Pour célébrer la mémoire de Xavier Grall, disparu en 1981, les éditions Calligrammes viennent de publier « Xavier Grall, Œuvre poétique », une magnifique anthologie.
Tous les ans, Encyclopedia Universalis, une des plus prestigieuses encyclopédies, publie un imposant ouvrage de synthèse sur les principaux événements de l’année précédente. Une partie est consacrée à la biographie des personnalités disparues, où il est rare de trouver des poètes français, plus encore des Bretons. Dans sa livraison de 1982, elle avait retenu, pour le monde entier, neuf poètes, dont Georges Brassens et… Xavier Grall disparu le 11 décembre 1981, à 51 ans.
Dans son hommage, André Laude, autre vieil ami envolé, écrivait : « Xavier Grall – et c’est là toute sa grandeur – ne cessa d’être ébranlé par les tragédies modernes… Jamais il ne se déroba. Et par-delà ses amis proches – Glenmor, Yvon Le Men, Dan Ar Braz, Georges Perros, Youenn Gwernig – il embrassait, embrassait, par son verbe, la terre des hommes ».
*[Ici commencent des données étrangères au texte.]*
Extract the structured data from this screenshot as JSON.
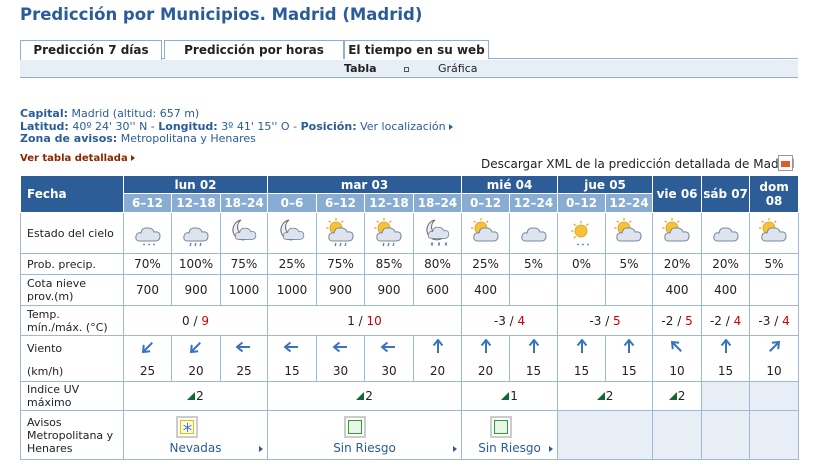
{
  "page": {
    "title": "Predicción por Municipios. Madrid (Madrid)"
  },
  "tabs": [
    {
      "label": "Predicción 7 días",
      "active": true
    },
    {
      "label": "Predicción por horas",
      "active": false
    },
    {
      "label": "El tiempo en su web",
      "active": false
    }
  ],
  "subtabs": {
    "tabla": "Tabla",
    "grafica": "Gráfica"
  },
  "info": {
    "capital_label": "Capital:",
    "capital_value": "Madrid (altitud: 657 m)",
    "latitud_label": "Latitud:",
    "latitud_value": "40º 24' 30'' N",
    "sep": "-",
    "longitud_label": "Longitud:",
    "longitud_value": "3º 41' 15'' O",
    "posicion_label": "Posición:",
    "posicion_link": "Ver localización",
    "zona_label": "Zona de avisos:",
    "zona_value": "Metropolitana y Henares"
  },
  "detail_link": "Ver tabla detallada",
  "download_text": "Descargar XML de la predicción detallada de Madrid",
  "forecast": {
    "fecha_label": "Fecha",
    "days": [
      {
        "label": "lun 02",
        "periods": [
          "6–12",
          "12–18",
          "18–24"
        ]
      },
      {
        "label": "mar 03",
        "periods": [
          "0–6",
          "6–12",
          "12–18",
          "18–24"
        ]
      },
      {
        "label": "mié 04",
        "periods": [
          "0–12",
          "12–24"
        ]
      },
      {
        "label": "jue 05",
        "periods": [
          "0–12",
          "12–24"
        ]
      },
      {
        "label": "vie 06",
        "periods": []
      },
      {
        "label": "sáb 07",
        "periods": []
      },
      {
        "label": "dom 08",
        "periods": []
      }
    ],
    "rows": {
      "estado": {
        "label": "Estado del cielo",
        "icons": [
          "cloud-drizzle-icon",
          "cloud-rain-icon",
          "moon-cloud-icon",
          "moon-cloud-icon",
          "sun-cloud-rain-icon",
          "sun-cloud-rain-icon",
          "moon-snow-icon",
          "sun-cloud-icon",
          "cloud-icon",
          "sun-drizzle-icon",
          "sun-cloud-icon",
          "sun-cloud-icon",
          "cloud-icon",
          "sun-cloud-icon"
        ]
      },
      "precip": {
        "label": "Prob. precip.",
        "values": [
          "70%",
          "100%",
          "75%",
          "25%",
          "75%",
          "85%",
          "80%",
          "25%",
          "5%",
          "0%",
          "5%",
          "20%",
          "20%",
          "5%"
        ]
      },
      "cota": {
        "label1": "Cota nieve",
        "label2": "prov.(m)",
        "values": [
          "700",
          "900",
          "1000",
          "1000",
          "900",
          "900",
          "600",
          "400",
          "",
          "",
          "",
          "400",
          "400",
          ""
        ]
      },
      "temp": {
        "label1": "Temp.",
        "label2": "mín./máx. (°C)",
        "values": [
          {
            "min": "0",
            "sep": " / ",
            "max": "9"
          },
          {
            "min": "1",
            "sep": " / ",
            "max": "10"
          },
          {
            "min": "-3",
            "sep": " / ",
            "max": "4"
          },
          {
            "min": "-3",
            "sep": " / ",
            "max": "5"
          },
          {
            "min": "-2",
            "sep": " / ",
            "max": "5"
          },
          {
            "min": "-2",
            "sep": " / ",
            "max": "4"
          },
          {
            "min": "-3",
            "sep": " / ",
            "max": "4"
          }
        ]
      },
      "viento": {
        "label": "Viento",
        "unit_label": "(km/h)",
        "arrows": [
          45,
          45,
          90,
          90,
          90,
          90,
          180,
          180,
          180,
          180,
          180,
          135,
          180,
          225
        ],
        "values": [
          "25",
          "20",
          "25",
          "15",
          "30",
          "30",
          "20",
          "20",
          "15",
          "15",
          "15",
          "10",
          "15",
          "10"
        ]
      },
      "uv": {
        "label1": "Indice UV",
        "label2": "máximo",
        "values": [
          "2",
          "2",
          "1",
          "2",
          "2",
          "",
          ""
        ]
      },
      "avisos": {
        "label1": "Avisos",
        "label2": "Metropolitana y",
        "label3": "Henares",
        "items": [
          {
            "name": "Nevadas",
            "level": "yellow",
            "icon": "snowflake-icon"
          },
          {
            "name": "Sin Riesgo",
            "level": "green",
            "icon": "no-risk-icon"
          },
          {
            "name": "Sin Riesgo",
            "level": "green",
            "icon": "no-risk-icon"
          }
        ]
      }
    }
  },
  "colors": {
    "title": "#2a5c98",
    "header": "#2d5d96",
    "subheader": "#89acd3",
    "link_red": "#8b2500",
    "arrow": "#3a73bd",
    "uv_flag": "#116633",
    "temp_max": "#cc0000"
  }
}
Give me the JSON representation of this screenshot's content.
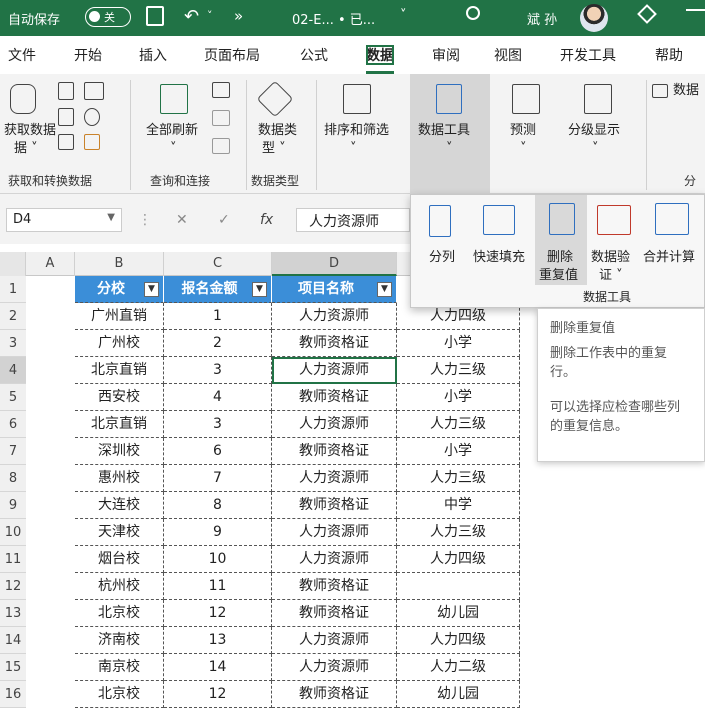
{
  "titlebar": {
    "autosave": "自动保存",
    "toggle_state": "关",
    "save_icon": "floppy-icon",
    "undo_icon": "undo-icon",
    "more": "»",
    "doc_name": "02-E... • 已...",
    "user": "斌 孙",
    "accent": "#217346"
  },
  "tabs": [
    "文件",
    "开始",
    "插入",
    "页面布局",
    "公式",
    "数据",
    "审阅",
    "视图",
    "开发工具",
    "帮助"
  ],
  "ribbon": {
    "get_data": "获取数据",
    "get_data2": "据 ˅",
    "refresh_all": "全部刷新",
    "data_type": "数据类",
    "data_type2": "型 ˅",
    "sort_filter": "排序和筛选",
    "data_tools": "数据工具",
    "forecast": "预测",
    "outline": "分级显示",
    "data_right": "数据",
    "groups": {
      "g1": "获取和转换数据",
      "g2": "查询和连接",
      "g3": "数据类型",
      "g4": "分"
    }
  },
  "formula_bar": {
    "name_box": "D4",
    "cancel": "✕",
    "enter": "✓",
    "fx": "fx",
    "value": "人力资源师"
  },
  "dropdown": {
    "items": [
      "分列",
      "快速填充",
      "删除",
      "重复值",
      "数据验",
      "证 ˅",
      "合并计算"
    ],
    "group_label": "数据工具"
  },
  "tooltip": {
    "title": "删除重复值",
    "line1": "删除工作表中的重复",
    "line2": "行。",
    "line3": "可以选择应检查哪些列",
    "line4": "的重复信息。"
  },
  "columns": [
    "A",
    "B",
    "C",
    "D",
    "E"
  ],
  "table": {
    "headers": [
      "分校",
      "报名金额",
      "项目名称"
    ],
    "rows": [
      [
        "广州直销",
        "1",
        "人力资源师",
        "人力四级"
      ],
      [
        "广州校",
        "2",
        "教师资格证",
        "小学"
      ],
      [
        "北京直销",
        "3",
        "人力资源师",
        "人力三级"
      ],
      [
        "西安校",
        "4",
        "教师资格证",
        "小学"
      ],
      [
        "北京直销",
        "3",
        "人力资源师",
        "人力三级"
      ],
      [
        "深圳校",
        "6",
        "教师资格证",
        "小学"
      ],
      [
        "惠州校",
        "7",
        "人力资源师",
        "人力三级"
      ],
      [
        "大连校",
        "8",
        "教师资格证",
        "中学"
      ],
      [
        "天津校",
        "9",
        "人力资源师",
        "人力三级"
      ],
      [
        "烟台校",
        "10",
        "人力资源师",
        "人力四级"
      ],
      [
        "杭州校",
        "11",
        "教师资格证",
        ""
      ],
      [
        "北京校",
        "12",
        "教师资格证",
        "幼儿园"
      ],
      [
        "济南校",
        "13",
        "人力资源师",
        "人力四级"
      ],
      [
        "南京校",
        "14",
        "人力资源师",
        "人力二级"
      ],
      [
        "北京校",
        "12",
        "教师资格证",
        "幼儿园"
      ]
    ]
  },
  "row_numbers": [
    "1",
    "2",
    "3",
    "4",
    "5",
    "6",
    "7",
    "8",
    "9",
    "10",
    "11",
    "12",
    "13",
    "14",
    "15",
    "16"
  ]
}
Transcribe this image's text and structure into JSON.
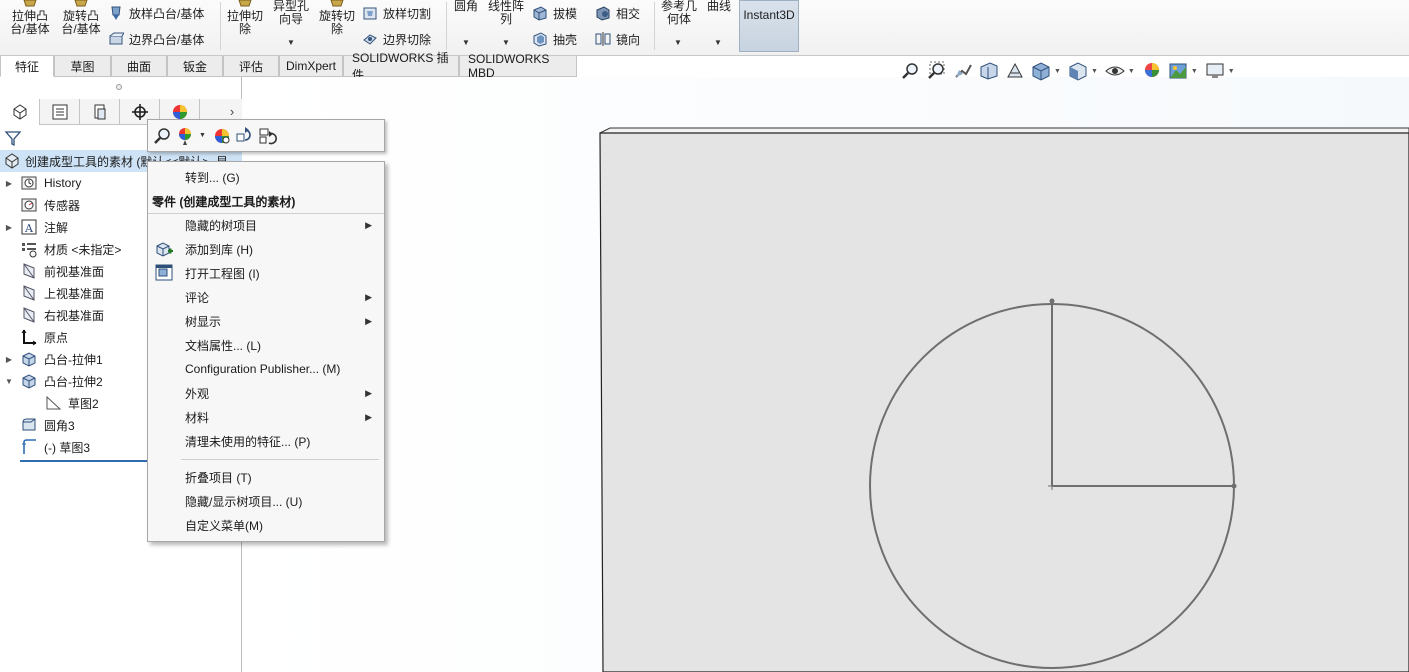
{
  "ribbon": {
    "extrude_boss": "拉伸凸台/基体",
    "revolve_boss": "旋转凸台/基体",
    "sweep_boss": "放样凸台/基体",
    "boundary_boss": "边界凸台/基体",
    "extrude_cut": "拉伸切除",
    "hole_wizard": "异型孔向导",
    "revolve_cut": "旋转切除",
    "loft_cut": "放样切割",
    "boundary_cut": "边界切除",
    "fillet": "圆角",
    "linear_pattern": "线性阵列",
    "draft": "拔模",
    "shell": "抽壳",
    "intersect": "相交",
    "mirror": "镜向",
    "ref_geometry": "参考几何体",
    "curves": "曲线",
    "instant3d": "Instant3D"
  },
  "cm_tabs": [
    "特征",
    "草图",
    "曲面",
    "钣金",
    "评估",
    "DimXpert",
    "SOLIDWORKS 插件",
    "SOLIDWORKS MBD"
  ],
  "tree": {
    "root": "创建成型工具的素材 (默认<<默认>_显",
    "items": [
      {
        "label": "History",
        "exp": "▶"
      },
      {
        "label": "传感器",
        "exp": ""
      },
      {
        "label": "注解",
        "exp": "▶"
      },
      {
        "label": "材质 <未指定>",
        "exp": ""
      },
      {
        "label": "前视基准面",
        "exp": ""
      },
      {
        "label": "上视基准面",
        "exp": ""
      },
      {
        "label": "右视基准面",
        "exp": ""
      },
      {
        "label": "原点",
        "exp": ""
      },
      {
        "label": "凸台-拉伸1",
        "exp": "▶"
      },
      {
        "label": "凸台-拉伸2",
        "exp": "▼"
      },
      {
        "label": "草图2",
        "exp": ""
      },
      {
        "label": "圆角3",
        "exp": ""
      },
      {
        "label": "(-) 草图3",
        "exp": ""
      }
    ]
  },
  "context_menu": {
    "goto": "转到... (G)",
    "header": "零件 (创建成型工具的素材)",
    "hidden_tree_items": "隐藏的树项目",
    "add_to_library": "添加到库 (H)",
    "open_drawing": "打开工程图 (I)",
    "comment": "评论",
    "tree_display": "树显示",
    "document_properties": "文档属性... (L)",
    "configuration_publisher": "Configuration Publisher... (M)",
    "appearance": "外观",
    "material": "材料",
    "purge_unused": "清理未使用的特征... (P)",
    "collapse_items": "折叠项目 (T)",
    "hide_show_tree": "隐藏/显示树项目... (U)",
    "customize_menu": "自定义菜单(M)",
    "submenu_arrow": "▶"
  },
  "colors": {
    "selection": "#cfe3f6",
    "panel_border": "#bdbdbd",
    "model_face": "#e4e4e4",
    "sketch_line": "#6f6f6f"
  }
}
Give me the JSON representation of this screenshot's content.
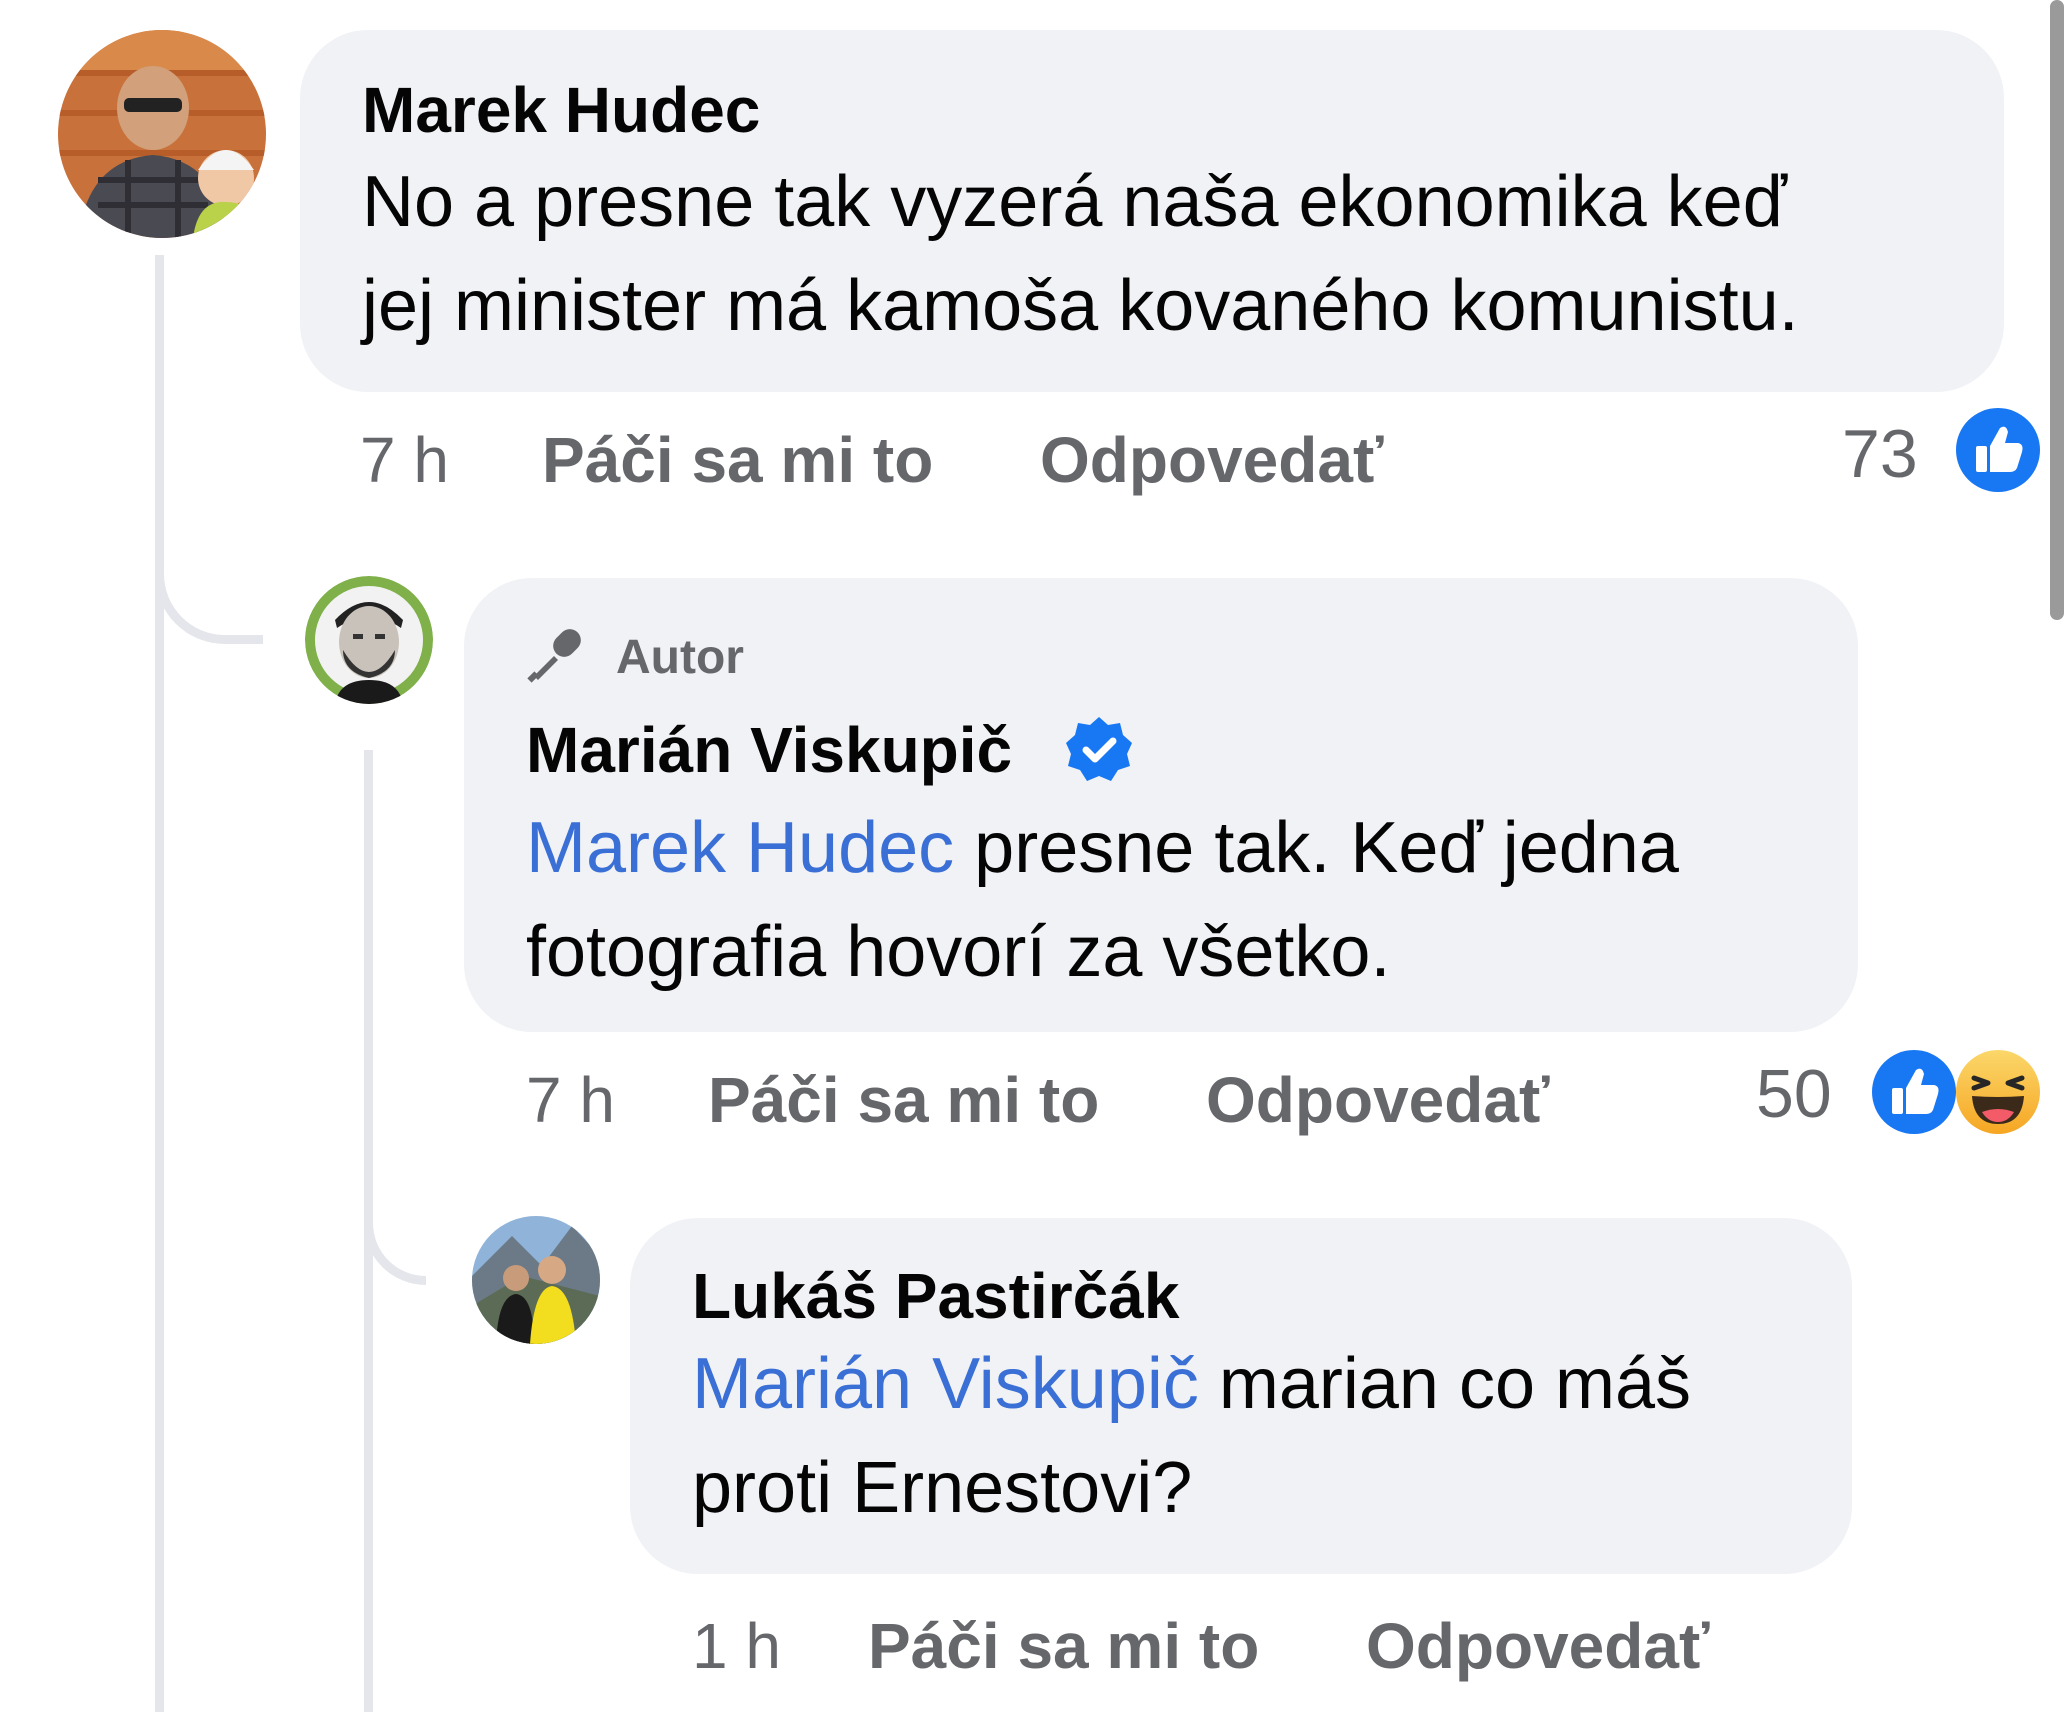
{
  "comments": [
    {
      "author": "Marek Hudec",
      "text_lines": [
        "No a presne tak vyzerá naša ekonomika keď",
        "jej minister má kamoša kovaného komunistu."
      ],
      "time": "7 h",
      "like_label": "Páči sa mi to",
      "reply_label": "Odpovedať",
      "reaction_count": "73",
      "reactions": [
        "like-icon"
      ]
    },
    {
      "badge": "Autor",
      "author": "Marián Viskupič",
      "verified": true,
      "mention": "Marek Hudec",
      "text_line1_rest": " presne tak. Keď jedna",
      "text_line2": "fotografia hovorí za všetko.",
      "time": "7 h",
      "like_label": "Páči sa mi to",
      "reply_label": "Odpovedať",
      "reaction_count": "50",
      "reactions": [
        "like-icon",
        "haha-icon"
      ]
    },
    {
      "author": "Lukáš Pastirčák",
      "mention": "Marián Viskupič",
      "text_line1_rest": " marian co máš",
      "text_line2": "proti Ernestovi?",
      "time": "1 h",
      "like_label": "Páči sa mi to",
      "reply_label": "Odpovedať"
    }
  ],
  "colors": {
    "bubble": "#f0f2f5",
    "mention": "#3a6fd6",
    "like_blue": "#1877f2",
    "meta_gray": "#65676b"
  }
}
Voilà donc quarante ans que Xavier Grall flirte avec cet ankou qui le hantait, mais moins, heureusement, que le soleil du Maghreb et la lumière de Bretagne. Pour célébrer sa mémoire, les éditions rennaises Calligrammes viennent de publier « Xavier Grall, Œuvre poétique ». Cette maison, créée par Bernard et Mireille Guillemot qui furent ses derniers et fidèles compagnons, est on ne peut plus légitime pour nous offrir la meilleure sélection de ses poèmes. Les Guillemot, en effet, ont réédité beaucoup de ses livres avec ce souci d’une présentation très soignée, du bel objet. Yvan, leur fils, a su perpétuer cette noble tradition qui, hélas, se perd…
Une force tellurique
« Œuvre poétique » s’ouvre sur un beau texte d’Yvon Le Men qui confie : « Dans l’ombre de la pièce, ses yeux noirs semblaient briller comme du fond d’un puits d’où se refléterait un autre monde. J’étais fasciné ». Comme lui, beaucoup le furent, fascinés… Xavier Grall est commandé par une force tellurique qui, pour notre bonheur, lui donne cette puissance si pleine de compassion virile, si véhémente parfois. Espérance et déchéance, amour et pitié s’embrasent. Ses brûlures et son idéal enjambent toutes les frontières. « Quels sont vos rêves ?, lance-t-il. Ils sont célestes. Quelles sont vos fêtes ? Nocturnes, musicales. Quels sont vos paradis ? Charnels, fraternels. Que voulez-vous pour la Bretagne ? Tout. Qui êtes-vous ? Des illuminés… »
« Œuvre poétique » a, bien sûr, retenu, « La Sône des pluies et des tombes », « Genèse », « Kerouac Song »… Et, surtout, « Solo », un poème tellement habité, tellement particulier. Unique, sublimé par une pudeur, une émotion contenues.
Annie Kerhervé, dans sa postface très documentée, résume l’itinéraire de cet élu du Parnasse celtique. Ce qui permet au lecteur de le suivre dans ses tumultueux méandres.